Sunday, April 7, 2013

What a Difference the Sun Makes!

This has been one of the most active and satisfying weekends I've had in quite some time! I am hear to tell you that seasonal depression is real! I feel like I've just woken up from a sedated state or something.

While I am from the Northeast and no stranger to cold or a blizzard, I've lived the last five years of my life in South Florida. I do love the summer - I always have. I've never felt like its too hot or humid; I just love the heat. But I spent my five years in Florida lobbying for a return to winter. I just needed to relocate back to Washington, DC. Professionally, personally, for my family, I was absolutely convinced that DC was what we needed.

So in April 2012, when I got a job in Alexandria, VA, I thought I'd hit the jackpot! As I look back on the last year, I am convinced that professionally, personally and for my family, moving was the right thing, with one exception - winter.

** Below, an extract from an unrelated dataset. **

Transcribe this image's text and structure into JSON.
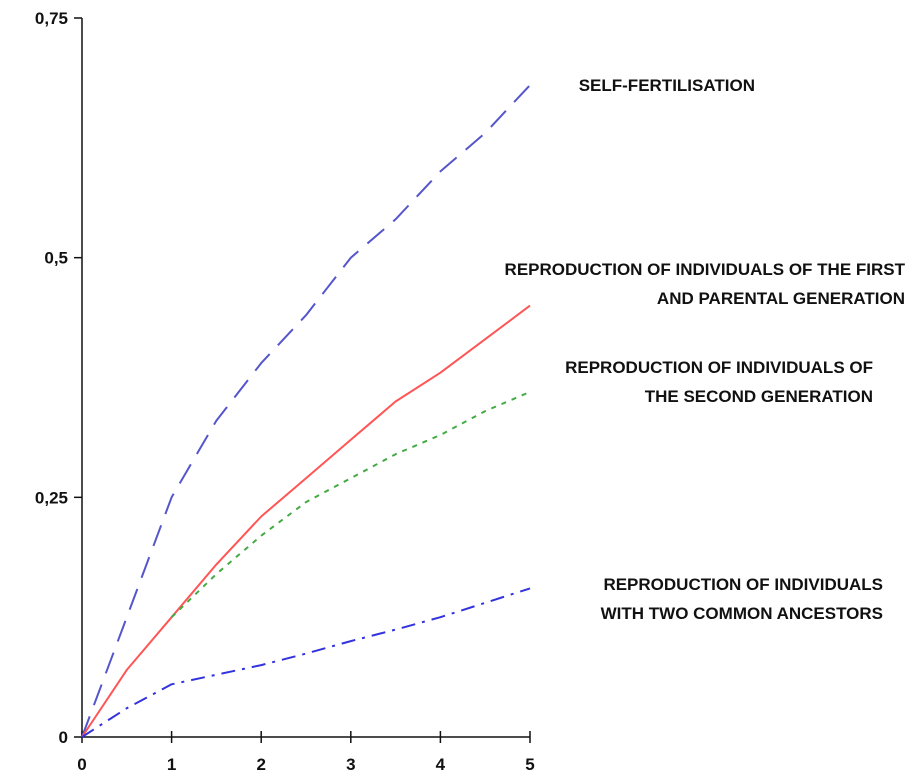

I was prepared for the cold. I knew I'd need winter clothes and I'd have to look beyond a park or pool for Myki's entertainment. What I was not at all prepared for was the sad...and the lethargic. I don't know that it had ever affected me so severely before! Before winter, I was working out almost daily. I had not only lost weight, but I felt strong. I was eating well, feeling sexy, making plans and hanging out, staying up past 10 pm. It was great.

Then comes the cold and the shorter days and I felt like a whiney, sleepy, unfocused mess. I'm pretty sure I had a two week period in there when I didn't wash my hair. I literally went to work in a messy bun every day for two weeks. I was just not prepared for the emotional ramifications of darkness and cold.

I am so excited about Spring and Summer and plan on stocking up on sunlight and outside time while I can!

I've been told that working out, going outside during lunch and even the tanning salon can combat the winter blues. Do you have any tips for avoiding the sad?? I need a game plan come November!

1 comment:

Unknown said...

Love this! I can totally relate. I swear life is just so much better when it's warm and sunny. W went to the park today and it was awesome. They actually sell these special lamps where the light is saod to mimic sunlight. Therapists recommend them to people with depression. Not sure how pricey they are but worth looking into before next winter rolls around! Enjoy the sun!!!